Diabetes mellitus (DM) has significant effects on cardiac calcium (Ca ²⁺ ) and sodium (Na⁺) regulation. Clinical studies have shown that empagliflozin (Jardiance™) has cardiovascular benefits, however the mechanisms have not been fully elucidated. This study aimed to investigate whether empagliflozin modulates cardiac electrical activity as well as Ca ²⁺ /Na⁺ homeostasis in DM cardiomyopathy. Electrocardiography, echocardiography, whole-cell patch-clamp, confocal microscopic examinations, and Western blot, were performed in the ventricular myocytes of control and streptozotocin-induced DM rats, with or without empagliflozin (10 mg/kg for 4 weeks).

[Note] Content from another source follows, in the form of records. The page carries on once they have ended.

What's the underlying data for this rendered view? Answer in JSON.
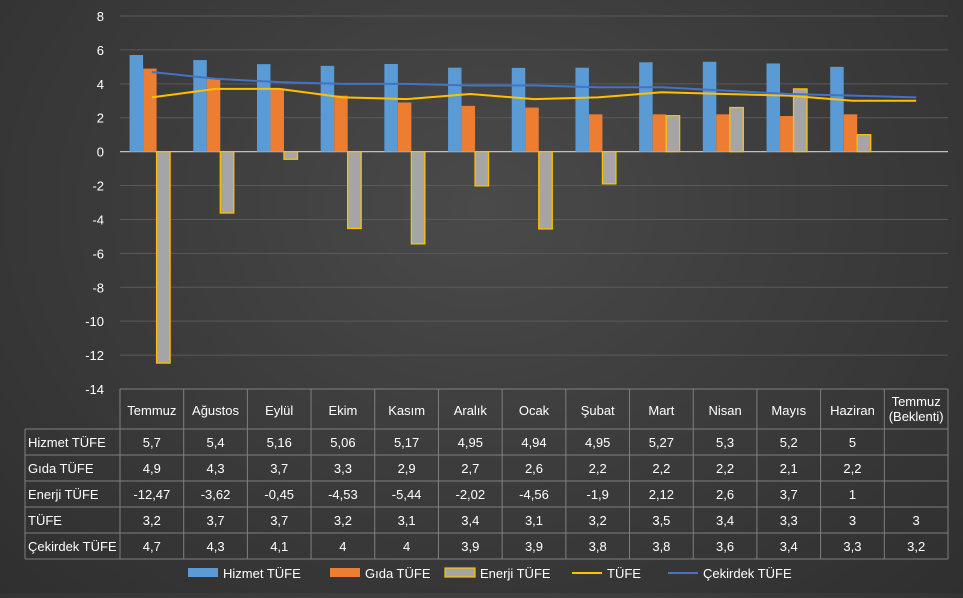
{
  "chart_data": {
    "type": "bar",
    "categories": [
      "Temmuz",
      "Ağustos",
      "Eylül",
      "Ekim",
      "Kasım",
      "Aralık",
      "Ocak",
      "Şubat",
      "Mart",
      "Nisan",
      "Mayıs",
      "Haziran",
      "Temmuz (Beklenti)"
    ],
    "category_lines": [
      [
        "Temmuz"
      ],
      [
        "Ağustos"
      ],
      [
        "Eylül"
      ],
      [
        "Ekim"
      ],
      [
        "Kasım"
      ],
      [
        "Aralık"
      ],
      [
        "Ocak"
      ],
      [
        "Şubat"
      ],
      [
        "Mart"
      ],
      [
        "Nisan"
      ],
      [
        "Mayıs"
      ],
      [
        "Haziran"
      ],
      [
        "Temmuz",
        "(Beklenti)"
      ]
    ],
    "ylim": [
      -14,
      8
    ],
    "yticks": [
      -14,
      -12,
      -10,
      -8,
      -6,
      -4,
      -2,
      0,
      2,
      4,
      6,
      8
    ],
    "grid": true,
    "legend_position": "bottom",
    "data_table": true,
    "series": [
      {
        "name": "Hizmet TÜFE",
        "kind": "bar",
        "color": "#5b9bd5",
        "values": [
          5.7,
          5.4,
          5.16,
          5.06,
          5.17,
          4.95,
          4.94,
          4.95,
          5.27,
          5.3,
          5.2,
          5,
          null
        ],
        "labels": [
          "5,7",
          "5,4",
          "5,16",
          "5,06",
          "5,17",
          "4,95",
          "4,94",
          "4,95",
          "5,27",
          "5,3",
          "5,2",
          "5",
          ""
        ]
      },
      {
        "name": "Gıda TÜFE",
        "kind": "bar",
        "color": "#ed7d31",
        "values": [
          4.9,
          4.3,
          3.7,
          3.3,
          2.9,
          2.7,
          2.6,
          2.2,
          2.2,
          2.2,
          2.1,
          2.2,
          null
        ],
        "labels": [
          "4,9",
          "4,3",
          "3,7",
          "3,3",
          "2,9",
          "2,7",
          "2,6",
          "2,2",
          "2,2",
          "2,2",
          "2,1",
          "2,2",
          ""
        ]
      },
      {
        "name": "Enerji TÜFE",
        "kind": "bar",
        "color": "#a5a5a5",
        "border": "#ffc000",
        "values": [
          -12.47,
          -3.62,
          -0.45,
          -4.53,
          -5.44,
          -2.02,
          -4.56,
          -1.9,
          2.12,
          2.6,
          3.7,
          1,
          null
        ],
        "labels": [
          "-12,47",
          "-3,62",
          "-0,45",
          "-4,53",
          "-5,44",
          "-2,02",
          "-4,56",
          "-1,9",
          "2,12",
          "2,6",
          "3,7",
          "1",
          ""
        ]
      },
      {
        "name": "TÜFE",
        "kind": "line",
        "color": "#ffc000",
        "values": [
          3.2,
          3.7,
          3.7,
          3.2,
          3.1,
          3.4,
          3.1,
          3.2,
          3.5,
          3.4,
          3.3,
          3,
          3
        ],
        "labels": [
          "3,2",
          "3,7",
          "3,7",
          "3,2",
          "3,1",
          "3,4",
          "3,1",
          "3,2",
          "3,5",
          "3,4",
          "3,3",
          "3",
          "3"
        ]
      },
      {
        "name": "Çekirdek TÜFE",
        "kind": "line",
        "color": "#4472c4",
        "values": [
          4.7,
          4.3,
          4.1,
          4,
          4,
          3.9,
          3.9,
          3.8,
          3.8,
          3.6,
          3.4,
          3.3,
          3.2
        ],
        "labels": [
          "4,7",
          "4,3",
          "4,1",
          "4",
          "4",
          "3,9",
          "3,9",
          "3,8",
          "3,8",
          "3,6",
          "3,4",
          "3,3",
          "3,2"
        ]
      }
    ]
  }
}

The results showed that the control and empagliflozin-treated DM rats had smaller left ventricular end-diastolic diameters and shorter QT intervals than the DM rats. In addition, the prolonged action potential duration in the DM rats was attenuated in the empagliflozin-treated DM rats. Moreover, the DM rats had smaller sarcoplasmic reticular Ca ²⁺ contents, intracellular Ca ²⁺ transients, L-type Ca ²⁺ , reverse mode Na⁺-Ca ²⁺ exchanger currents, lower protein expressions of sarcoplasmic reticulum ATPase, ryanodine receptor 2 (RyR2), but higher protein expressions of phosphorylated RyR2 at serine 2808 than the control and empagliflozin-treated DM rats. The incidence and frequency of Ca ²⁺ sparks, cytosolic and mitochondrial reactive oxygen species, and late Na⁺ current and Na⁺/hydrogen-exchanger currents were greater in the DM rats than in the control and empagliflozin-treated DM rats. Empagliflozin significantly changed Ca ²⁺ regulation, late Na⁺ and Na⁺/hydrogen-exchanger currents and electrophysiological characteristics in DM cardiomyopathy, which may contribute to its cardioprotective benefits in DM patients.